The rakshasa scuttled down onto the track and limped off. It had had enough. These devas weren’t easy pickings like ordinary humans were.

Parashurama gave chase, his battleaxe held high. He swung. There was a chunk sound, like a hatchet cleaving wood, only louder and wetter. The rakshasa let out a high-pitched shriek that reminded me of the blood-curdling noise urban foxes made when fighting in my garden, and then Narasimha sprang forth, straddling the creature’s back, talons out. His coup de grâce blow severed the demon’s head clean from its neck at a single swipe.

The image steadied. I could hear Rama panting. Vamana was looking startled and dazed, his head bowed beneath the ceiling. Varaha was feeling himself all over, checking to see that he was uninjured. Kalkin was saying, “Did we get it? Tell me we got it.”
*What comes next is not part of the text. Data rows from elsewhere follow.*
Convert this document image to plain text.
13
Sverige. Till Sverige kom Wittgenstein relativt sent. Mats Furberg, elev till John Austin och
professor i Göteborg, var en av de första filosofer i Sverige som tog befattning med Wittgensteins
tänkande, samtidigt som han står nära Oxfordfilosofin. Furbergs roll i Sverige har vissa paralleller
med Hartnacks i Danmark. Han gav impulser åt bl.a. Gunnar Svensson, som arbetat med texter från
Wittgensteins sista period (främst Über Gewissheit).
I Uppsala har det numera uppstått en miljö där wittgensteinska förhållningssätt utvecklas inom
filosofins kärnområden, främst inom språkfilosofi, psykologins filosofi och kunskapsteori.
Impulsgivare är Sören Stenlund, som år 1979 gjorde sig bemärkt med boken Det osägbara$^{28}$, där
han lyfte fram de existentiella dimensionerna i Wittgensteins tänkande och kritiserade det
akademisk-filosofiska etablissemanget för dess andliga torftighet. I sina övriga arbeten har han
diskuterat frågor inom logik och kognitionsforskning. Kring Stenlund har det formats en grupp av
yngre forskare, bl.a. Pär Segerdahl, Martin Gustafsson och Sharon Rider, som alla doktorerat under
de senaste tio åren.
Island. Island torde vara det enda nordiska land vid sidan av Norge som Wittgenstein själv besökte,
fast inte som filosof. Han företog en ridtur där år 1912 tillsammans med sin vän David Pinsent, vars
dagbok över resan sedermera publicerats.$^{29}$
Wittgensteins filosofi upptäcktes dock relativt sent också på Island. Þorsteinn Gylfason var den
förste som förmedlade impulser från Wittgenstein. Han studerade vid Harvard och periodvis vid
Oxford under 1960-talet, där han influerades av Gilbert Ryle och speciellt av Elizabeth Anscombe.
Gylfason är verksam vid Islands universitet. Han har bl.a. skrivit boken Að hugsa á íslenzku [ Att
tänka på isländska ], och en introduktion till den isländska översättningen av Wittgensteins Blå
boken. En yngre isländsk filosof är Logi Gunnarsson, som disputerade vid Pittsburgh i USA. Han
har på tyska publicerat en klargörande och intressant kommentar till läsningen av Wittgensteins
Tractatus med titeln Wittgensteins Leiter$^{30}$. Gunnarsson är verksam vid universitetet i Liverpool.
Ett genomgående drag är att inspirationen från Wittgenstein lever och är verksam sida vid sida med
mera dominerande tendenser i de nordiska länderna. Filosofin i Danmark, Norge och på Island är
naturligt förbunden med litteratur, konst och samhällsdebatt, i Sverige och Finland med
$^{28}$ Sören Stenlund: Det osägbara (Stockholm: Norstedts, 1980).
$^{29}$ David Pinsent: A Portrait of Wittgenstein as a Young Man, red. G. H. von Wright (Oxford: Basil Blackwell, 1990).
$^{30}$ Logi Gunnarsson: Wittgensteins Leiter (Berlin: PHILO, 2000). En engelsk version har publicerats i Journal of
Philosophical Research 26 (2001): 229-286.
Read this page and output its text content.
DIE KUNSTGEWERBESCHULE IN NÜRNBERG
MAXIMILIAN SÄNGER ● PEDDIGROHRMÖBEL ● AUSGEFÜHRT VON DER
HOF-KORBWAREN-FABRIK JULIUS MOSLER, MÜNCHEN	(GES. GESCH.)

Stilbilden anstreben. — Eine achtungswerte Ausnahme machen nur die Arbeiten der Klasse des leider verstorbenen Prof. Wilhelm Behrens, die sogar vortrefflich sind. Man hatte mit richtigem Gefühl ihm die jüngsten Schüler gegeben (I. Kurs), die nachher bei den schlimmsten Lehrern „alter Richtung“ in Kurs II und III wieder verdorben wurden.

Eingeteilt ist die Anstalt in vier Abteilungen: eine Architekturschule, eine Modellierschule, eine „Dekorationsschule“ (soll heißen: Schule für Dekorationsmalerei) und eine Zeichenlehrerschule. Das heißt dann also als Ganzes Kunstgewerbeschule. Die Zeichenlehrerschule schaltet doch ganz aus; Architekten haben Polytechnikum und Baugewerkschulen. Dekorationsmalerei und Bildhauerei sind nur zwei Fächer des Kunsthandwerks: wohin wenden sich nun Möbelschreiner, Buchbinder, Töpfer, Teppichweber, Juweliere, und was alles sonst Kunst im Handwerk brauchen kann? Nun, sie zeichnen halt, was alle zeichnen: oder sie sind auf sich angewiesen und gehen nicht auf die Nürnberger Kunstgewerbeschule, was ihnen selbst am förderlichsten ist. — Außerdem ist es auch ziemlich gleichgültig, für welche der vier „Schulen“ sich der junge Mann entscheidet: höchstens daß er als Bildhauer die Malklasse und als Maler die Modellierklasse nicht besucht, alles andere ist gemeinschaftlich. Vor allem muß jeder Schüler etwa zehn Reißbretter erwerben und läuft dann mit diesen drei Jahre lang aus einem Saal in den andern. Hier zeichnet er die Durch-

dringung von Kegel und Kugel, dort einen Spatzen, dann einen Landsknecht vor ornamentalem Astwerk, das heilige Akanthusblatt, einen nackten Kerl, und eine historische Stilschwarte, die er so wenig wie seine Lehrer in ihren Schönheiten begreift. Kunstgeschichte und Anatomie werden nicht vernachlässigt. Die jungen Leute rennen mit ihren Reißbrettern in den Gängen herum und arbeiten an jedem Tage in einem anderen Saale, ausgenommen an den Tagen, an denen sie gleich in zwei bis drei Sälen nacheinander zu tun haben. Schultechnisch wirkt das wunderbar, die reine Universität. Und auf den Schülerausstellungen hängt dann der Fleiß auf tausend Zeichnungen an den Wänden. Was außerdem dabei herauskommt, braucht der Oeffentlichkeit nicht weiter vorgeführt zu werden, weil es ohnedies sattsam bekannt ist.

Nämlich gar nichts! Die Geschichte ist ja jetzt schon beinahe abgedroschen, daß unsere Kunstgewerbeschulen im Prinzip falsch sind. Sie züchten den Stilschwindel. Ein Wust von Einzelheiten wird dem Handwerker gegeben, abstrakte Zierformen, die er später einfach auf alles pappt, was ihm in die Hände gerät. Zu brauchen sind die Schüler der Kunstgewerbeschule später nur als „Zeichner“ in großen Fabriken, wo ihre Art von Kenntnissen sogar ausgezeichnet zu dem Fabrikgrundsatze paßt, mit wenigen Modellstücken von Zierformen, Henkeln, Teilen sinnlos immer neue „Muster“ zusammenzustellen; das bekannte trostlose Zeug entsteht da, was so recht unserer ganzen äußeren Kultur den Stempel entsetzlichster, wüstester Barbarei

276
Buddha joined Parashurama and Narasimha down on the track. He approached the rakshasa and uttered what sounded like a prayer in Bengali. Switching to English, he said, “You are gone. You have acted only as your nature compelled you to. We bear you no ill will for that. You were savage but necessary, and your cycle through life will lead you to purification and oneness with the heart of creation eventually, as it does all of us.”

“Yeah,” said Vamana, shrinking down. “Or, to put it another way – you’ve just been deva’ed, you piss-ugly piece of shit.”